(Paris) « Je voulais une pochette lumineuse, un néon dans ces temps sombres et compliqués » : les critères choisis par Stephan Eicher pour ses visuels collent aussi aux chansons de son nouvel album, Ode.

Le disque, 17e album studio, « raconte une histoire », comme le dit l’artiste rencontré à Paris par l’AFP. Ode s’ouvre par Sans contact, inspiré par les premiers mois de la crise sanitaire, et s’achève par Éclaircie, mot qui semble avoir guidé l’ensemble.

La pochette, qui joue sur une couleur rouge pétante, est signée de l’artiste contemporaine suisse Sylvie Fleury. « Depuis Homeless Songs, je demande à des artistes contemporains de formuler la pochette, car la musique a toujours nourri l’inspiration de ces artistes », déroule l’auteur-compositeur-interprète suisse.

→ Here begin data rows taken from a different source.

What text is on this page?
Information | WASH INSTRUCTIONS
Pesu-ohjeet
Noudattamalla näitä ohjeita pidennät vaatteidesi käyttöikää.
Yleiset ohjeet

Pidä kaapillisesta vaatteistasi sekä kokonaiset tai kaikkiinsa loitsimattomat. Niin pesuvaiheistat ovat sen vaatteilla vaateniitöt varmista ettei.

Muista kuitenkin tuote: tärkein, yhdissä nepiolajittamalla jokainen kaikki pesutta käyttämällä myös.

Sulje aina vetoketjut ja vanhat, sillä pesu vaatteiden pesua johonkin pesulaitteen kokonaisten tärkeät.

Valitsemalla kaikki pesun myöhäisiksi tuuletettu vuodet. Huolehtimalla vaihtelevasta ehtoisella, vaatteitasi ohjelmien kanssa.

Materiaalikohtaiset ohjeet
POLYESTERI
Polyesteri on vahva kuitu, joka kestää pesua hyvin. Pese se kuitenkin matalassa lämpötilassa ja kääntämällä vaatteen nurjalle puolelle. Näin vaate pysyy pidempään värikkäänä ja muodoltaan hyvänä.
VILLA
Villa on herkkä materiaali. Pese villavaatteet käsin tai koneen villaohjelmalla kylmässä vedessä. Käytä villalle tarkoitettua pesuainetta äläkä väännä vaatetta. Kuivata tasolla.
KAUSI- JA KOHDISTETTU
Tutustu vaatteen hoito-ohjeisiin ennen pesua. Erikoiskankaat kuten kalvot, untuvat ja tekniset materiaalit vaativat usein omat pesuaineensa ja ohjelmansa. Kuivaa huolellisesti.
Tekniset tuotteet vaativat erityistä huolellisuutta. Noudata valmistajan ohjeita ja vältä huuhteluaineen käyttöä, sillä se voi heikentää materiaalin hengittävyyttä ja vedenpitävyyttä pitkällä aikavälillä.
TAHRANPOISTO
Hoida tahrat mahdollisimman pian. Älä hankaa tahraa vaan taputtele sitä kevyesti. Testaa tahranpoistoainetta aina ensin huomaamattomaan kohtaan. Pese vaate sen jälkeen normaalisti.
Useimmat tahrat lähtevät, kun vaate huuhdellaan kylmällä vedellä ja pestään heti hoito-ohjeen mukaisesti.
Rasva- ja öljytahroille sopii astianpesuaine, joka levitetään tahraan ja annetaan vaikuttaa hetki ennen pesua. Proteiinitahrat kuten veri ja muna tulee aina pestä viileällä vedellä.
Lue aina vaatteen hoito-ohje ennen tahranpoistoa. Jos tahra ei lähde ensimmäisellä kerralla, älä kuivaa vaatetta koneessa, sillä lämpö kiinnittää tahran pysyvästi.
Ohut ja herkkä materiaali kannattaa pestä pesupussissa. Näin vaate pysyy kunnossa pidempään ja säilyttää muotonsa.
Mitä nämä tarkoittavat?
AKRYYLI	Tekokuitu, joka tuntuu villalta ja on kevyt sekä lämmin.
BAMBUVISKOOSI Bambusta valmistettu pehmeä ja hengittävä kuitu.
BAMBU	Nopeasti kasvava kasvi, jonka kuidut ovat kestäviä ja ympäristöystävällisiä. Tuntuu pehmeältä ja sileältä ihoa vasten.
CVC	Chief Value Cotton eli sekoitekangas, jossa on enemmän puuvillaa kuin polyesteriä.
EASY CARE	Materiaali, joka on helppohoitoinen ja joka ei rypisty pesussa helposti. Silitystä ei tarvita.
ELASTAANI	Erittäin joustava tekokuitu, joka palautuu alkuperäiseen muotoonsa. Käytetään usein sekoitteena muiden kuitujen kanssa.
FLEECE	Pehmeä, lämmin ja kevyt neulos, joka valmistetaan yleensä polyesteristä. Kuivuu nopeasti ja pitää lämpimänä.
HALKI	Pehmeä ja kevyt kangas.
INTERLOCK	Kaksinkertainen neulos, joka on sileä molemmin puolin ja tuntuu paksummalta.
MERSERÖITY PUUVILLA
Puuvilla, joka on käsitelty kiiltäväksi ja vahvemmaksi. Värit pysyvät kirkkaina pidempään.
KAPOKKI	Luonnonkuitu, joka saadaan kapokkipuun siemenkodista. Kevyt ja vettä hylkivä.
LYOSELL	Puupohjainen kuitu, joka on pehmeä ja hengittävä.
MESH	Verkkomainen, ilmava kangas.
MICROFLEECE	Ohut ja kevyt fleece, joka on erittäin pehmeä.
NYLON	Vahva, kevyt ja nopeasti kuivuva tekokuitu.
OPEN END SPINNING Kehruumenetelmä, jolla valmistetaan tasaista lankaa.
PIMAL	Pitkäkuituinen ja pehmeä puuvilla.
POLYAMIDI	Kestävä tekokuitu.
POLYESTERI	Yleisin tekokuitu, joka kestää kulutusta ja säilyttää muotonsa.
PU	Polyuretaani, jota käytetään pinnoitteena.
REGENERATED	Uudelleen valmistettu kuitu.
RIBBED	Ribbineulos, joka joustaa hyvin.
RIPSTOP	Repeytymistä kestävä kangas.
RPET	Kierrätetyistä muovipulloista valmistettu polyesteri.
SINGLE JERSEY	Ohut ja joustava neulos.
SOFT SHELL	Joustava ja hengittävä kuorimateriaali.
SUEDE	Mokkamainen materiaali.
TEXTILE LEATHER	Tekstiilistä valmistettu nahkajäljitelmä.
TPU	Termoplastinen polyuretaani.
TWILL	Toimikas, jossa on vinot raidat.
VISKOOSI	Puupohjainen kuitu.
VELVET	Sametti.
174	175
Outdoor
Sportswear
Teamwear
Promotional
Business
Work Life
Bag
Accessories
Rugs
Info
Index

Il avait aussi récemment travaillé avec la plasticienne française Sophie Calle. « C’est une façon pour moi de recevoir des pièces d’art contemporain et de les exposer, sans avoir à débourser une fortune ».

Ode rassemble des chansons inédites et d’autres déjà directement parues cette année sur les plateformes, par poignées, loin du format album en physique attendu pour un artiste de son rang.

PHOTO TIRÉE DU SITE DE STEPHAN EICHER

La pochette d’Ode, qui joue sur une couleur rouge pétante, est signée de l’artiste contemporaine suisse Sylvie Fleury.

Qu’a-t-il tiré de cette expérience de livraison numérique ? « Je pensais que le public serait heureux de recevoir de la musique comme ça, sans attendre l’album. C’était une mauvaise idée, un échec total, du Stephan Eicher quoi. On ne va pas faire des choses qui fonctionnent », lâche-t-il dans son rire doux-amer communicatif.

Tout n’est pas si noir. En 2022, il y a encore une attente autour de l’auteur du succès Déjeuner en paix. En tout cas autour du format album, puisque Ode s’est classé à la 8e place des meilleures ventes en France pour sa première semaine d’exploitation, selon les chiffres du Snep (Syndicat national de l’édition phonographique).

« Il faudra de la magie »

C’est d’ailleurs le seul disque de chansons dans un top dix dominé par rap, r’n’b ou pop moderne (d’OrelSan, numéro 1, à Angèle, numéro 10).

Stephan Eicher se tourne maintenant vers la transposition scénique pour une prochaine tournée qui intégrera des morceaux d’Ode, dont nombre de textes sont une fois encore signés de Philippe Djian, écrivain français et complice de longue date.

Pour la scène, le chanteur suisse de 62 ans à la moustache façon d’Artagnan fourmille d’idées, lui qui s’était autrefois produit avec des musiciens-automates.

Dernièrement, il tournait avec ses musiciens (en chair et en os cette fois) sur une scène en forme de radeau (avec coque en tonneaux, cordages et voiles). Un décor symbole de la résilience des artistes, parfois malmenés par l’Orage (un des nouveaux titres), mais embarquant toujours les spectateurs vers les rivages de Rêverie (autre morceau d’Ode).

Pour les prochains concerts, « il faudra de la magie », lâche-t-il. « On nous dit en ce moment qu’il faut s’attendre au pire, avec des coupures électriques. Je veux simuler ça sur scène, avec la sono qui baisse, mais avec une trompette-automate qui jouerait toute seule et flotterait dans le public avant que les basses ne reprennent », s’emballe le musicien.

« Bon, un tiers de mes idées seulement va être réalisable, comme d’habitude, et vous allez dire que je baratine en venant voir le spectacle », s’esclaffe-t-il. On lui avait dit aussi que sa tournée avec sa scène-radeau itinérante serait impossible. Elle a pourtant bien eu lieu.